Jakarta, Aktual.com —Kuasa hukum warga Bukit Duri, Vera Soemarwi mengatakan, bahwa sebetulnya warga Bukit Duri tidak melawan program Pemerintah Provinsi DKI Jakarta, mereka hanya meminta penggantian rugi yang setimpal.

“Sampai saat ini warga meminta hak beliau dipenuhi. Kita tidak minta banyak, tanah diganti tanah, rumah diganti rumah. Apple to apple. Rusun itu bukan apple to apple,” katanya di Bukit Duri, Tebet, Jakarta Selatan, Kamis (12/5). (Baca:  Pemprov DKI Dinilai Melawan Hukum, Warga Bukit Duri Ajukan Gugatan Hukum )

Lanjut Vera, Presiden Joko Widodo (Jokowi) kala masih menjabat Gubernur DKI sempat mengucapkan janji untuk tidak menggusur warga Bukit Duri.

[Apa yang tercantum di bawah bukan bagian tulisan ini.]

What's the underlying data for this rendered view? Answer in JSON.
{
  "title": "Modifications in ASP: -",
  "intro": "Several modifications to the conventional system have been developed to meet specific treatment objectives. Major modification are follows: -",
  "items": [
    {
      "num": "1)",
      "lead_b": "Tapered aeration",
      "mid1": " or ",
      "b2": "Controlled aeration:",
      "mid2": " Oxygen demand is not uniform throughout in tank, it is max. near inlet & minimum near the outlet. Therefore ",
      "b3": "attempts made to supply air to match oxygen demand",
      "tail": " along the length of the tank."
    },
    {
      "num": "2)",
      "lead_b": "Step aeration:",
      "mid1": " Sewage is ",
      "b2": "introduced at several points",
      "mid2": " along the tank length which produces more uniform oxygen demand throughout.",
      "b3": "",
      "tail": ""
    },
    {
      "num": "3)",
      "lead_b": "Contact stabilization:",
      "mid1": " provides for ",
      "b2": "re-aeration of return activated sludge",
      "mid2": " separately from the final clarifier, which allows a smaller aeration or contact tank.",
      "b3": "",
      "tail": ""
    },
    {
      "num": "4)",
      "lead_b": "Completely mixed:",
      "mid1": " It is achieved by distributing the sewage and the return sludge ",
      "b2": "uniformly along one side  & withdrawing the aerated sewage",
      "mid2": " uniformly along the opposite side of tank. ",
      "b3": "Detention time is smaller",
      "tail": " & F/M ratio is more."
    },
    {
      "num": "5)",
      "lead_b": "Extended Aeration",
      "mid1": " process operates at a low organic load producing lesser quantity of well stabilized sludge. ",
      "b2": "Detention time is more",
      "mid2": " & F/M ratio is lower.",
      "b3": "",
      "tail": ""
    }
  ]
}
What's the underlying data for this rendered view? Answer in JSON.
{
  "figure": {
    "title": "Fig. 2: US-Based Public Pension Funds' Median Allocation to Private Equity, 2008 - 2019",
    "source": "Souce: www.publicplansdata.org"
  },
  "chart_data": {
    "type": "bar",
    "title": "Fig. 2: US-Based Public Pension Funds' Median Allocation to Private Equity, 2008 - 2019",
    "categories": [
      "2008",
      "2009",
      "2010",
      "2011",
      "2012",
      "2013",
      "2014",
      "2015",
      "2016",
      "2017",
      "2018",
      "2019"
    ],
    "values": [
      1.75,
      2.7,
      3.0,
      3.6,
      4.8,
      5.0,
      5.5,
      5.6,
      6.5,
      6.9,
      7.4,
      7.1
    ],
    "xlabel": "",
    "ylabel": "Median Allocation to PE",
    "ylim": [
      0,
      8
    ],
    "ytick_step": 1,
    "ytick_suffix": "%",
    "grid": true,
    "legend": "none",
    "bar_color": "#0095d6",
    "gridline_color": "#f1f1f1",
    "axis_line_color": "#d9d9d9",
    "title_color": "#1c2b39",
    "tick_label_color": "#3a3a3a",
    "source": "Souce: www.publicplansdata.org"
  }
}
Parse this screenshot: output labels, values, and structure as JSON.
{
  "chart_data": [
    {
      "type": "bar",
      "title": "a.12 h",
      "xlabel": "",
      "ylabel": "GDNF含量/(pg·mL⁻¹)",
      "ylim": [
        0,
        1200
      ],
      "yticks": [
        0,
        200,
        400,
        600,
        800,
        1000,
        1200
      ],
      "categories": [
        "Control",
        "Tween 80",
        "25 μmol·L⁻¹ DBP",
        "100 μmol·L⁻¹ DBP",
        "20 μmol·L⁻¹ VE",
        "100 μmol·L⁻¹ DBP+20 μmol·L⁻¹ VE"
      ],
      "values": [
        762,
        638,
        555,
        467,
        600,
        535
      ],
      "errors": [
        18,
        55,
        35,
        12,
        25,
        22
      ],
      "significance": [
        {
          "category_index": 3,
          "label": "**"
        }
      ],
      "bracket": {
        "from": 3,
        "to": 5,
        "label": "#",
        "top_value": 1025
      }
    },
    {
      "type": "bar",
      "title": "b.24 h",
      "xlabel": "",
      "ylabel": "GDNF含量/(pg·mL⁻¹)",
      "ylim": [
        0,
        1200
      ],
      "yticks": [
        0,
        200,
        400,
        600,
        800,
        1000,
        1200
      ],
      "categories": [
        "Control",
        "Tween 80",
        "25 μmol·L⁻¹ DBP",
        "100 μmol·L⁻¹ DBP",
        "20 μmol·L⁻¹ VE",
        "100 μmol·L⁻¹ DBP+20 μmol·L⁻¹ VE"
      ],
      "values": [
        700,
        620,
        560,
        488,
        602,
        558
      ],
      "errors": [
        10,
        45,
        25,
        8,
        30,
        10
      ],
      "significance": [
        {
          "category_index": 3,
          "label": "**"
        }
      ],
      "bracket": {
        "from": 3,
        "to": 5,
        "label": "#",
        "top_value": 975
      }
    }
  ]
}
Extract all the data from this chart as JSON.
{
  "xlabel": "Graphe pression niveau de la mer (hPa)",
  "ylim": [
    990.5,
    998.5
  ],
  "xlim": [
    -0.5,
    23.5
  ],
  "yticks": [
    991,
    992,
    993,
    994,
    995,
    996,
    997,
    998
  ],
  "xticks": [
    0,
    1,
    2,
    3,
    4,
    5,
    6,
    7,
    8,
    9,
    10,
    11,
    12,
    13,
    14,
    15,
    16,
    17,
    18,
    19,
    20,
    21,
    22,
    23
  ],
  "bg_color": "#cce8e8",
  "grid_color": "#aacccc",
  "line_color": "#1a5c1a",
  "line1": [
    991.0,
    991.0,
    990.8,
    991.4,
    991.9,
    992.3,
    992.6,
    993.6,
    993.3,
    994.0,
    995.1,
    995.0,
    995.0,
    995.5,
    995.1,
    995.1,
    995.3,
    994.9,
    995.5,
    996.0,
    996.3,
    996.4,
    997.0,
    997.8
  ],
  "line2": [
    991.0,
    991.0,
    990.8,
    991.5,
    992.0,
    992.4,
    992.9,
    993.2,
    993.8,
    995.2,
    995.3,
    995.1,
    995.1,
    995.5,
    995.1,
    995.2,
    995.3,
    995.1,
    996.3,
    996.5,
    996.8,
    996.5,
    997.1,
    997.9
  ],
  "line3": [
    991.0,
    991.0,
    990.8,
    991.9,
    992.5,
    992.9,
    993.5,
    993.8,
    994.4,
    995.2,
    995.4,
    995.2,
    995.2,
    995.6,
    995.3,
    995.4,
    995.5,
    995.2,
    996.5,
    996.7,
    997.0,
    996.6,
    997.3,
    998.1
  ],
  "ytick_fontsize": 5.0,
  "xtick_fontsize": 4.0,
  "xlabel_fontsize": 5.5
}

Dalam janjinya itu, Jokowi menyepakati konsep yang ditawarkan komunitas Ciliwung Merdeka yakni ‘Kampung Susun Manusiawi Bukit Duri’ yang kemudian konsep tersebut disepakati bersama oleh warga.

Konsep itu sendiri, lanjut Vera, tidak melepaskan diri dari ketentuan Pemprov DKI. Jokowi kala itu mengusulkan kalau Kali Ciliwung tetap dinormalisasi dari rerata 20 meter menjadi 35 meter. Kemudian warga yang terdampak akan disediakan rusunami sebanyak 420 unit.

Bangunan rusunami itu sendiri tidak ditempakan jauh dari daerah asal yakni lima meter dari bibir sungai. Walhasil, usulan itu pun disepakati warga.

Sayangnya saat Jokowi menjadi presiden program tersebut dilupakan. Impian dimanusiakan oleh pembangunan seketika runtuh saat rencana penggusuran berkumandang dari mulut gubernur pengganti Jokowi, Basuki Tjahaja Purnama (Ahok) yang kala itu menjadi pasangan Jokowi. (Baca: JJ Rizal: Bukit Duri dan Menebar Ketakutan Ala Ahok )

“Pak Jokowi pernah datang sebagai gubernur untuk berjanji tak menggusur kawasan Bukit Duri dan membangun kampung deret. Sampai kemudian beliau pindah ke pusat, proses ini dihilangkan begitu saja,” tuturnya.

Mengenai penggantian rusunawa sendiri, Vera menyatakan jika hal itu tidak akan membuat kehidupan warga terdampak menjadi lebih baik. Hal itu lantaran, warga terdampak yang tadinya pemilik lahan malah menjadi penyewa rusun. Alhasil, biaya pengeluaran warga pun bertambah.

“Prinsip relokasi itu kondisi kehidupan sesudah direlokasi harus lebih baik daripada sebelumnya. Kalau kualitas hidupnya semakin hancur, yang tadinya punya lahan disuruh menyewa rusunawa di Rusun Bebek, apakah ini memanusiakan warga?” tanya dia.

Apalagi, lanjut Vera, jumlah rusun yang disediakan Pemprov pun tak mencukupi untuk ditempati seluruh warga. Sehingga dipastikan akan ada warga yang akan tidak memiliki tempat berteduh.

“Rusunawa Rawa Bebek unitnya 400 unit, sementara warga yang hendak digusur totalnya 550 bidang. Kapasitasnya saja sudah tidak memenuhi,” pungkasnya.